Seth Siegel Of the piece in this issue, he says, "This is a recording of the last hour my wife and I spent in Tunisia on the island of Djerba. Even though we'd seen protests, burning tires, broken storefront windows, since we'd been there, that morning we decided to leave because we heard that if we were found during the nightly curfews, we'd be shot. If Australian who so gratiously gave us the last ticket to Geneva is out there, hollar. I owe you a pint or seven."


Richard-Yves Sitoski is a mental health advocate and social justice activist living in Owen Sound, Ontario, a town which repealed prohibition only in 1972. This fact fascinates him inordinately. He is active on the regional spoken word scene, has performed commissioned pieces for several events, and has published fiction in Grimm Magazine and verse in blue skies poetry. "November," "December," and "January" are from a cycle of short lyrics exploring the calendar; specifically, these were inspired by time spent living on the local Saugeen Ojibway First Nation.


Henry F. Tonn is a semi-retired psychologist who lives in Wilmington, N.C. His fiction, nonfiction, poetry, book and literary journal reviews have appeared in such print journals as the Gettysburg Review, Fifth Wednesday Journal, and Connecticut Review, and online journals such as the Summerset Review, Front Porch Journal, and NewPages.com. He writes monthly reviews in NewPages.com. He has just completed a memoir of his first twenty years as a psychologist entitled I Never Met a Paranoid Schizophrenic I Didn't Like.

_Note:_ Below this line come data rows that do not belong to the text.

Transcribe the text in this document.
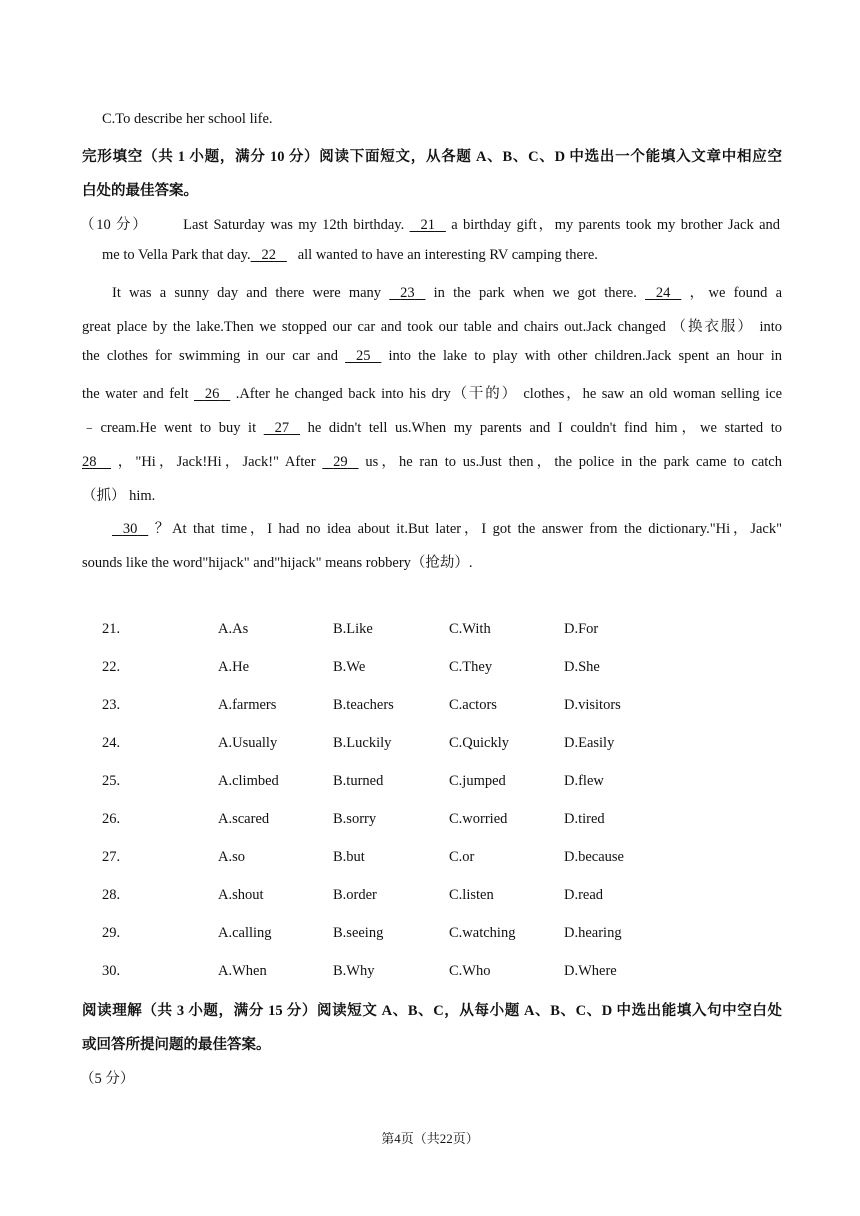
C.To describe her school life.
完形填空（共 1 小题，满分 10 分）阅读下面短文，从各题 A、B、C、D 中选出一个能填入文章中相应空
白处的最佳答案。
（10 分） Last Saturday was my 12th birthday. 21 a birthday gift，my parents took my brother Jack and
me to Vella Park that day. 22 all wanted to have an interesting RV camping there.
It was a sunny day and there were many 23 in the park when we got there. 24 ，we found a
great place by the lake.Then we stopped our car and took our table and chairs out.Jack changed （换衣服） into
the clothes for swimming in our car and 25 into the lake to play with other children.Jack spent an hour in
the water and felt 26 .After he changed back into his dry（干的） clothes，he saw an old woman selling ice
﹣cream.He went to buy it 27 he didn't tell us.When my parents and I couldn't find him，we started to
28 ，"Hi，Jack!Hi，Jack!" After 29 us，he ran to us.Just then，the police in the park came to catch
（抓） him.
30 ？At that time，I had no idea about it.But later，I got the answer from the dictionary."Hi，Jack"
sounds like the word"hijack" and"hijack" means robbery（抢劫）.
21.	A.As	B.Like	C.With	D.For
22.	A.He	B.We	C.They	D.She
23.	A.farmers	B.teachers	C.actors	D.visitors
24.	A.Usually	B.Luckily	C.Quickly	D.Easily
25.	A.climbed	B.turned	C.jumped	D.flew
26.	A.scared	B.sorry	C.worried	D.tired
27.	A.so	B.but	C.or	D.because
28.	A.shout	B.order	C.listen	D.read
29.	A.calling	B.seeing	C.watching	D.hearing
30.	A.When	B.Why	C.Who	D.Where
阅读理解（共 3 小题，满分 15 分）阅读短文 A、B、C，从每小题 A、B、C、D 中选出能填入句中空白处
或回答所提问题的最佳答案。
（5 分）
第4页（共22页）
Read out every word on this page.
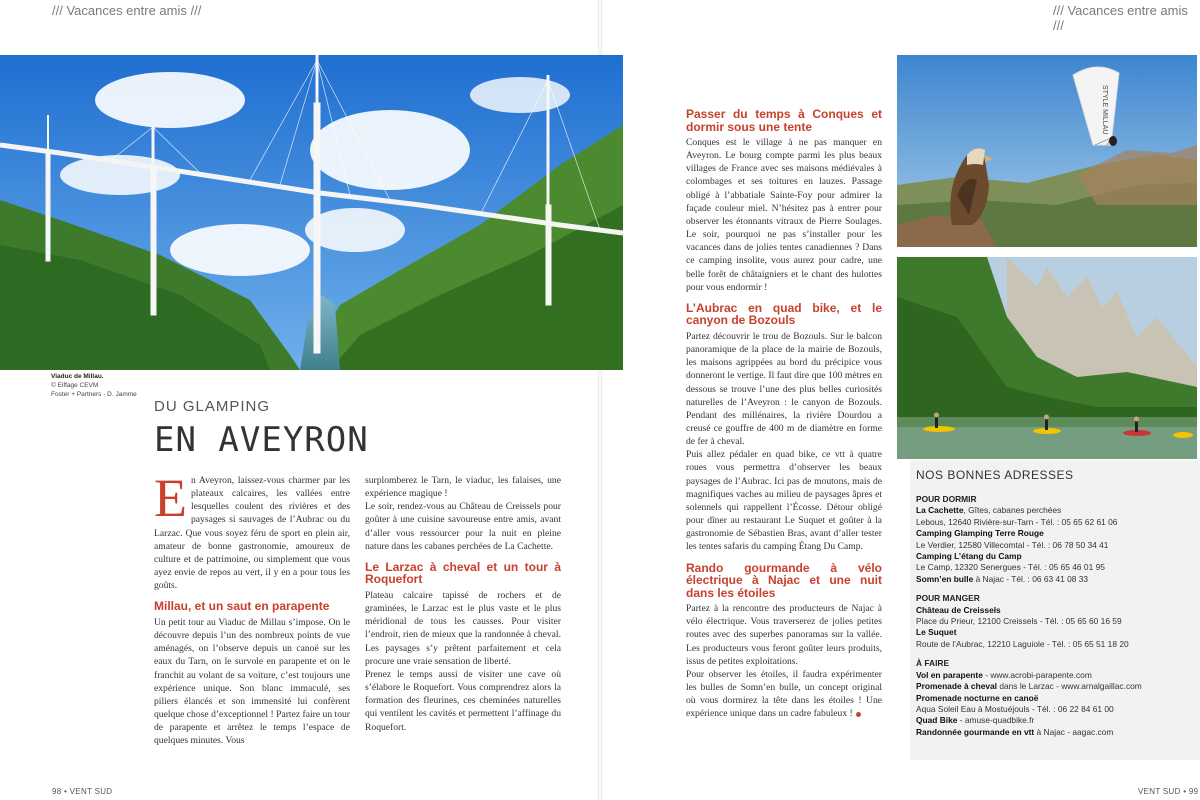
/// Vacances entre amis ///	/// Vacances entre amis ///
Viaduc de Millau.
© Eiffage CEVM
Foster + Partners - D. Jamme
DU GLAMPING
EN AVEYRON
E n Aveyron, laissez-vous charmer par les plateaux calcaires, les vallées entre lesquelles coulent des rivières et des paysages si sauvages de l’Aubrac ou du Larzac. Que vous soyez féru de sport en plein air, amateur de bonne gastronomie, amoureux de culture et de patrimoine, ou simplement que vous ayez envie de repos au vert, il y en a pour tous les goûts.

Millau, et un saut en parapente

Un petit tour au Viaduc de Millau s’impose. On le découvre depuis l’un des nombreux points de vue aménagés, on l’observe depuis un canoë sur les eaux du Tarn, on le survole en parapente et on le franchit au volant de sa voiture, c’est toujours une expérience unique. Son blanc immaculé, ses piliers élancés et son immensité lui confèrent quelque chose d’exceptionnel ! Partez faire un tour de parapente et arrêtez le temps l’espace de quelques minutes. Vous

surplomberez le Tarn, le viaduc, les falaises, une expérience magique !

Le soir, rendez-vous au Château de Creissels pour goûter à une cuisine savoureuse entre amis, avant d’aller vous ressourcer pour la nuit en pleine nature dans les cabanes perchées de La Cachette.

Le Larzac à cheval et un tour à Roquefort

Plateau calcaire tapissé de rochers et de graminées, le Larzac est le plus vaste et le plus méridional de tous les causses. Pour visiter l’endroit, rien de mieux que la randonnée à cheval. Les paysages s’y prêtent parfaitement et cela procure une vraie sensation de liberté.

Prenez le temps aussi de visiter une cave où s’élabore le Roquefort. Vous comprendrez alors la formation des fleurines, ces cheminées naturelles qui ventilent les cavités et permettent l’affinage du Roquefort.

Passer du temps à Conques et dormir sous une tente

Conques est le village à ne pas manquer en Aveyron. Le bourg compte parmi les plus beaux villages de France avec ses maisons médiévales à colombages et ses toitures en lauzes. Passage obligé à l’abbatiale Sainte-Foy pour admirer la façade couleur miel. N’hésitez pas à entrer pour observer les étonnants vitraux de Pierre Soulages. Le soir, pourquoi ne pas s’installer pour les vacances dans de jolies tentes canadiennes ? Dans ce camping insolite, vous aurez pour cadre, une belle forêt de châtaigniers et le chant des hulottes pour vous endormir !

L’Aubrac en quad bike, et le canyon de Bozouls

Partez découvrir le trou de Bozouls. Sur le balcon panoramique de la place de la mairie de Bozouls, les maisons agrippées au bord du précipice vous donneront le vertige. Il faut dire que 100 mètres en dessous se trouve l’une des plus belles curiosités naturelles de l’Aveyron : le canyon de Bozouls. Pendant des millénaires, la rivière Dourdou a creusé ce gouffre de 400 m de diamètre en forme de fer à cheval.

Puis allez pédaler en quad bike, ce vtt à quatre roues vous permettra d’observer les beaux paysages de l’Aubrac. Ici pas de moutons, mais de magnifiques vaches au milieu de paysages âpres et solennels qui rappellent l’Écosse. Détour obligé pour dîner au restaurant Le Suquet et goûter à la gastronomie de Sébastien Bras, avant d’aller tester les tentes safaris du camping Étang Du Camp.

Rando gourmande à vélo électrique à Najac et une nuit dans les étoiles

Partez à la rencontre des producteurs de Najac à vélo électrique. Vous traverserez de jolies petites routes avec des superbes panoramas sur la vallée. Les producteurs vous feront goûter leurs produits, issus de petites exploitations.

Pour observer les étoiles, il faudra expérimenter les bulles de Somn’en bulle, un concept original où vous dormirez la tête dans les étoiles ! Une expérience unique dans un cadre fabuleux !

STYLE MILLAU
NOS BONNES ADRESSES
POUR DORMIR
La Cachette, Gîtes, cabanes perchées
Lebous, 12640 Rivière-sur-Tarn - Tél. : 05 65 62 61 06
Camping Glamping Terre Rouge
Le Verdier, 12580 Villecomtal - Tél. : 06 78 50 34 41
Camping L’étang du Camp
Le Camp, 12320 Senergues - Tél. : 05 65 46 01 95
Somn’en bulle à Najac - Tél. : 06 63 41 08 33
POUR MANGER
Château de Creissels
Place du Prieur, 12100 Creissels - Tél. : 05 65 60 16 59
Le Suquet
Route de l’Aubrac, 12210 Laguiole - Tél. : 05 65 51 18 20
À FAIRE
Vol en parapente - www.acrobi-parapente.com
Promenade à cheval dans le Larzac - www.arnalgaillac.com
Promenade nocturne en canoë
Aqua Soleil Eau à Mostuéjouls - Tél. : 06 22 84 61 00
Quad Bike - amuse-quadbike.fr
Randonnée gourmande en vtt à Najac - aagac.com
98 • VENT SUD	VENT SUD • 99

James Valvis is the author of How to Say Goodbye (Aortic Books, 2011). His writing can be found at Arts & Letters, Blip, Front Porch Journal, LA Review, Nimrod, Pedestal Magazine, Rattle, River Styx, and is forthcoming in Crab Creek Review, Drunken Boat, Hanging Loose, Midwest Quarterly, New York Quarterly, Night Train, Slipstream, and others. His poetry has been featured at Verse Daily and on the Best American Poetry website. His fiction has twice been a storySouth Million Witers Award Notable Story. He lives near Seattle with his wife and daughter. He says, "The poem in this issue arose out of the childish envy I sometimes feel over my daughter's much happier childhood. It never lasts, and soon I'm busy spoiling her some more.


Vincent Wells reports that his work comes out painfully slowly. He says, "I write in the evening now. I have a young family and a day job to pay for their ice-creams. I can recommend that to any writers who produce too many words in the more usual morning slot. I am working on a novel about despair now, so you can perhaps imagine how that is coming along..."


Paul Zakaras has taught literature and writing courses for Santa Monica City College and the University of Maryland. He has published a handful of short stories and won first prize for mystery fiction at the Santa Barbara Writers Conference several years ago. He recently completed a literary novel, Interruptions, and is now working to form stories out of the bits and pieces of fiction he has jotted down over the years.